Guilfest is something of a timewarp this year. Escape the sea of Mrs Murses and follow their dads to the Vive Le Rock Stage, where hordes of middle-aged commuters dream dreams of wayward youth in front of punk legends TV Smith (the man responsible for Gary Gilmore’s Eyes, a song that seems to be on everyone’s covers list this weekend) and The Buzzcocks. Between them are sandwiched The Skints, a band whose name makes them sound authentically late ’70s, but who are in fact a reggae/ska/dub outfit made up of members who weren’t even a twinkle in their parents’ eyes when Pete Shelley and co. were first outraging the straights. Works well though.
Over on the Good Time Stage, the festival’s second largest, it’s ’80s night, with Heaven 17 and ABC for the mums. Shiny, smooth, suave electro pop just doesn’t suit the weather somehow, though. It’s not the bands’ fault, but this is music to listen to inside nice, dry, corporate arenas, not a field in Surrey that’s fast becoming indistinguishable from the Lido located on the other side of the site.
The rain is unrelenting, drizzling intermittently between ferocious showers. Far too many people, it seems, are either hiding in their tents or have put off even pitching them until tomorrow. The festival site seems rather empty, and back at the main stage with The Straits, former Mark Knopfler collaborator Alan Clark is entertaining the small crowd with a combination of his old hits and a staple diet of rock’n'roll favourites. The Straits really aren’t too Dire, and it’s hard to think he didn’t name his new band just to give lazy journalists the chance to use that line as often as possible.
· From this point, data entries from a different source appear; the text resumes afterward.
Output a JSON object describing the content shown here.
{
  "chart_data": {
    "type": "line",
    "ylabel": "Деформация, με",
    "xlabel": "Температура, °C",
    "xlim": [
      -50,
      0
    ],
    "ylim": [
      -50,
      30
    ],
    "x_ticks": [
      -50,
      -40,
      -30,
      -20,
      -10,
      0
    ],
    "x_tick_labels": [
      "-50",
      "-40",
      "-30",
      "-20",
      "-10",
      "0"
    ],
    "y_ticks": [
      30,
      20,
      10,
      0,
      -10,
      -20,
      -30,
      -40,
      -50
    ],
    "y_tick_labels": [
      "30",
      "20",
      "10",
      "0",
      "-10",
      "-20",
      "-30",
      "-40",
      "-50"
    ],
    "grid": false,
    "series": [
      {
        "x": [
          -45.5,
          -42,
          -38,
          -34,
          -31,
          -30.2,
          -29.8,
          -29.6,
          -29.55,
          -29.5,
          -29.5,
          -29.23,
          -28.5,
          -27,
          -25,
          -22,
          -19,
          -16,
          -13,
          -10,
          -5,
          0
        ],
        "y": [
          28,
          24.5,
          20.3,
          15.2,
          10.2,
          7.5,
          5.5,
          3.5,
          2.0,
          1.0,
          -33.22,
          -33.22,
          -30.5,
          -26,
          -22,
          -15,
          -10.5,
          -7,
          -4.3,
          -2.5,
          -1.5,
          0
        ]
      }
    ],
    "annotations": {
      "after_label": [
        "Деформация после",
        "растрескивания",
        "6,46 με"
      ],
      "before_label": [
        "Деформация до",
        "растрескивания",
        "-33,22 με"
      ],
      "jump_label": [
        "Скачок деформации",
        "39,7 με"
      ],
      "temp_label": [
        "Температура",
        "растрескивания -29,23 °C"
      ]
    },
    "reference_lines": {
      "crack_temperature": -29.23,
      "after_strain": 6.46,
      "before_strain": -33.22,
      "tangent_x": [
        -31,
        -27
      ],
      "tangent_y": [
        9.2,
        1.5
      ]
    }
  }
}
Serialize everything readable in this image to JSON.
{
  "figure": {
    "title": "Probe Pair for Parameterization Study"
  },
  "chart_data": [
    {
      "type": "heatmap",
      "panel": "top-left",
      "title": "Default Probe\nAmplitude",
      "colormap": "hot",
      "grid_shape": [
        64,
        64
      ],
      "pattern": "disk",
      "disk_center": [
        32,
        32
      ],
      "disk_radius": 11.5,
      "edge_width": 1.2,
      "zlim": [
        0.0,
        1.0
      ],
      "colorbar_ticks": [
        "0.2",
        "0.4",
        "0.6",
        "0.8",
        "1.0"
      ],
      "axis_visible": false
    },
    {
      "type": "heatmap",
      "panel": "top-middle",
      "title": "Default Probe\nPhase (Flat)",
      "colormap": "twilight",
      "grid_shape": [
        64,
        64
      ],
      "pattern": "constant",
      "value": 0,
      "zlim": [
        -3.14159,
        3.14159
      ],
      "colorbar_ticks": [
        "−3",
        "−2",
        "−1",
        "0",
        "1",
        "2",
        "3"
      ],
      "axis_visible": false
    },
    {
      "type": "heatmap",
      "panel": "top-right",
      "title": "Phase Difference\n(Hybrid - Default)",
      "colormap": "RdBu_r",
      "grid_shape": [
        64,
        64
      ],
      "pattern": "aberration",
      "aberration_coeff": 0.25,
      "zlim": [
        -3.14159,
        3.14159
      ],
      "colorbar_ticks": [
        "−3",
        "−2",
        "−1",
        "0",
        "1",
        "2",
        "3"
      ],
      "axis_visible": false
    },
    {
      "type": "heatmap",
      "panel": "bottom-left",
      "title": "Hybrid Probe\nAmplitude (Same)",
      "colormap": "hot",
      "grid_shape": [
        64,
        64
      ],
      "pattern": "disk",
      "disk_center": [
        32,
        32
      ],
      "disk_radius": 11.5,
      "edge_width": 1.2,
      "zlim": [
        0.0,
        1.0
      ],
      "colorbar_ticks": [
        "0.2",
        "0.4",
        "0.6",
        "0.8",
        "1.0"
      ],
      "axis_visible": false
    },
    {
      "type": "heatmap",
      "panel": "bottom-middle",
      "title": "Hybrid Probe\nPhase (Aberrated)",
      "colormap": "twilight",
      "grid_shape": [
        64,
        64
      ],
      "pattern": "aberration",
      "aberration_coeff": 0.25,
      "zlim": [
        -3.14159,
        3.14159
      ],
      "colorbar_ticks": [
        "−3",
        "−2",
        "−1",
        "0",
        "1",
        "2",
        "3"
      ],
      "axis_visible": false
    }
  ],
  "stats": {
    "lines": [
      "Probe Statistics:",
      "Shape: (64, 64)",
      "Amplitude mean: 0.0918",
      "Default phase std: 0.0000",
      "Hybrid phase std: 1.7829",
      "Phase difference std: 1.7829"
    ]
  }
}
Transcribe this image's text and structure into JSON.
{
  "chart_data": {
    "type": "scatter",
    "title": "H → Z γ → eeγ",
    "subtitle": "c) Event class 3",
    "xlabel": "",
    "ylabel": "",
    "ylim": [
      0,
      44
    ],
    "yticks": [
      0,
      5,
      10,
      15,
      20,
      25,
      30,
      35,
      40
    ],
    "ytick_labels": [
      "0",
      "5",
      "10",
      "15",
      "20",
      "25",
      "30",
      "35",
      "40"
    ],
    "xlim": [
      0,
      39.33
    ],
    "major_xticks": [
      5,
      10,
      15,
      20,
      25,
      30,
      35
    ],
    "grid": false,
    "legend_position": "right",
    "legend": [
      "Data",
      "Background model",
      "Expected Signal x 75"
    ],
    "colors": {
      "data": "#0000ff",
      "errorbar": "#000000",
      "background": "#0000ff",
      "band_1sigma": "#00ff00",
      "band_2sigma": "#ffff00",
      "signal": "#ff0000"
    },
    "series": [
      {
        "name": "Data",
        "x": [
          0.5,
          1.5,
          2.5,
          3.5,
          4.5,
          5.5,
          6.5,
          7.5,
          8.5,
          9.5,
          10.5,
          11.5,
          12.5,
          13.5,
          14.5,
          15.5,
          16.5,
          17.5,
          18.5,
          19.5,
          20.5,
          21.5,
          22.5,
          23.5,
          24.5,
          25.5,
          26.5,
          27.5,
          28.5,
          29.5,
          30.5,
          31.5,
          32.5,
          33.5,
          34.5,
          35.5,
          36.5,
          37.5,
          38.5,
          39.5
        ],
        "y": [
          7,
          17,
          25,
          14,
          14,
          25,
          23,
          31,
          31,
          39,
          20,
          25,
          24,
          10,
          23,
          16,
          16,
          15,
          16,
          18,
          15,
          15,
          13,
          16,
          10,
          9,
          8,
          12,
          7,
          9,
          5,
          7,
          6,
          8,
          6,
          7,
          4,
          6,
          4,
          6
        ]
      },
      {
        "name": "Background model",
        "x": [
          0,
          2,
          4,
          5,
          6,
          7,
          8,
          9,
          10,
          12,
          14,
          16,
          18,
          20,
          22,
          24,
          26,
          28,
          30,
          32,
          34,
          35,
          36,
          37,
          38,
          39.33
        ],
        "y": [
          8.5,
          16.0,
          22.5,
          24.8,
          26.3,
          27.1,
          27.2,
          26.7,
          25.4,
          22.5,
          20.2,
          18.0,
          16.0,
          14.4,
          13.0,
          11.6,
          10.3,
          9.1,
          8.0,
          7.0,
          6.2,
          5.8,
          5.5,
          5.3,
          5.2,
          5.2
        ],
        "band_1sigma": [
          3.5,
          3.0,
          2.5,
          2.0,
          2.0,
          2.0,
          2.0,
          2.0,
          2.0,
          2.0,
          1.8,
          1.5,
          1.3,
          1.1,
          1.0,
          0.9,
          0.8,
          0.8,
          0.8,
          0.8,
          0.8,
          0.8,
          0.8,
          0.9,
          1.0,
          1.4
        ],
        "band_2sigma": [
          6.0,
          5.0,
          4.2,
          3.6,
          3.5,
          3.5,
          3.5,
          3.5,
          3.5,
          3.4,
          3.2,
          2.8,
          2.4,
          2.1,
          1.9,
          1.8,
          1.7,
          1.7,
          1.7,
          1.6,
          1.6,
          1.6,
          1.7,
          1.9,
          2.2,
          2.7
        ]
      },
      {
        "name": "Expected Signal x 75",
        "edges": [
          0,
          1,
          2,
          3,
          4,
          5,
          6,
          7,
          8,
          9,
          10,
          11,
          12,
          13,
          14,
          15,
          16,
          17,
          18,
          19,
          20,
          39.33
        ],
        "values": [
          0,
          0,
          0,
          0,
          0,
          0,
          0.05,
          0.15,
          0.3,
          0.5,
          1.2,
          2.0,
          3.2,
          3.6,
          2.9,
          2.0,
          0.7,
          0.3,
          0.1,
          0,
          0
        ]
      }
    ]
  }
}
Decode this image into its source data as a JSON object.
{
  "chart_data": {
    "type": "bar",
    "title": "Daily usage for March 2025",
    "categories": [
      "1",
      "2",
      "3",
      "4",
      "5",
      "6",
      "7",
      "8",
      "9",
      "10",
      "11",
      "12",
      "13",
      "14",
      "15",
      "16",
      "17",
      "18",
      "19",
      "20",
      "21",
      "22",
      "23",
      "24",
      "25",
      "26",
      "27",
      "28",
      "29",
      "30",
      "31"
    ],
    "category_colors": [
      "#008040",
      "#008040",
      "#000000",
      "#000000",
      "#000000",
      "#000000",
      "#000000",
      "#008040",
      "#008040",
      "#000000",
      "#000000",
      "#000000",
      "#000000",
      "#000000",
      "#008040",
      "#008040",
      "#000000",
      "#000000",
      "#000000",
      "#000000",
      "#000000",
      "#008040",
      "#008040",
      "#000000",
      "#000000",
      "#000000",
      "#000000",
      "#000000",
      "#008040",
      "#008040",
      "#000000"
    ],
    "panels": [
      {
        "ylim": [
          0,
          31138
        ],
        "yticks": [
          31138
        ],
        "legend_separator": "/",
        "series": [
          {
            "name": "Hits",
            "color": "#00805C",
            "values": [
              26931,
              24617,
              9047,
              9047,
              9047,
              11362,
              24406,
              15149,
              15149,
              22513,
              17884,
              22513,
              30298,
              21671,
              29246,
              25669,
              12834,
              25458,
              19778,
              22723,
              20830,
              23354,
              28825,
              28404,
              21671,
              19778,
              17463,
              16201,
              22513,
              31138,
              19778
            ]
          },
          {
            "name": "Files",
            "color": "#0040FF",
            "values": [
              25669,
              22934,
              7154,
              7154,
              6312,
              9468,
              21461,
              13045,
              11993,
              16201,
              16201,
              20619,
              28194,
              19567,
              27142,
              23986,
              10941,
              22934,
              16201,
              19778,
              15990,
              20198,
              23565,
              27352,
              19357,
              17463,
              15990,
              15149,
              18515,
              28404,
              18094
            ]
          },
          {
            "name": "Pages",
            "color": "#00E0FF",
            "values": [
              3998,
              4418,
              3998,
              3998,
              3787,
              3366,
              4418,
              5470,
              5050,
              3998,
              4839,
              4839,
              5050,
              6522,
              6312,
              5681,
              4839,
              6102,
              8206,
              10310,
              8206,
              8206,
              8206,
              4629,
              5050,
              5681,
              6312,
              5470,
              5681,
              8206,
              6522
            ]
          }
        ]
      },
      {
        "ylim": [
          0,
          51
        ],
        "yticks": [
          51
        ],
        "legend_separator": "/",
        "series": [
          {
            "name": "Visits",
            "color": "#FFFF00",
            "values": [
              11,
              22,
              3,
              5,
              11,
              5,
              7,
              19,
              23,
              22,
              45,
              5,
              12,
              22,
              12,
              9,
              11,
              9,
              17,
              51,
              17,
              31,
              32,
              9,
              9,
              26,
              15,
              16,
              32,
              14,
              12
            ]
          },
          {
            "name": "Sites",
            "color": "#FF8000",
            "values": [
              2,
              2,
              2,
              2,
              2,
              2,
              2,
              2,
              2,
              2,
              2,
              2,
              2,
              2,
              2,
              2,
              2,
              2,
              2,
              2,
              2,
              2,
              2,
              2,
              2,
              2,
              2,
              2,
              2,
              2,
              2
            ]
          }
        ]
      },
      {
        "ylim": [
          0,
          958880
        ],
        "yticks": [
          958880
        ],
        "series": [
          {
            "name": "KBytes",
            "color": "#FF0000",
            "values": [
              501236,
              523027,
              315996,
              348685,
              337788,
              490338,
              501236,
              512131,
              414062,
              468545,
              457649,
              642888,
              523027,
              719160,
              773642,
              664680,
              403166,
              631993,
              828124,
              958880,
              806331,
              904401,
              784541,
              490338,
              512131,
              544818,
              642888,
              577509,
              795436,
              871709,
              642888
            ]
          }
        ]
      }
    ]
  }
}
For the hardy few who stick it out until the end of the night, Jools Holland and his massive orchestra are consummate entertainers at least. Filling the stage with as many people as it can hold, he fronts a multi-talented band in which the trumpeters not only play in perfect harmony, but they can sing it too. When You’re Smiling and Enjoy Yourself (It’s Later Than You Think) might seem like ironic pokes in the eye at the moment, but it’s all terribly British in a bizarre way. Rain, mud, a field in Guildford and a bloke off the telly playing 60-year-old jazz favourites. So what if there’s no Glastonbury this year?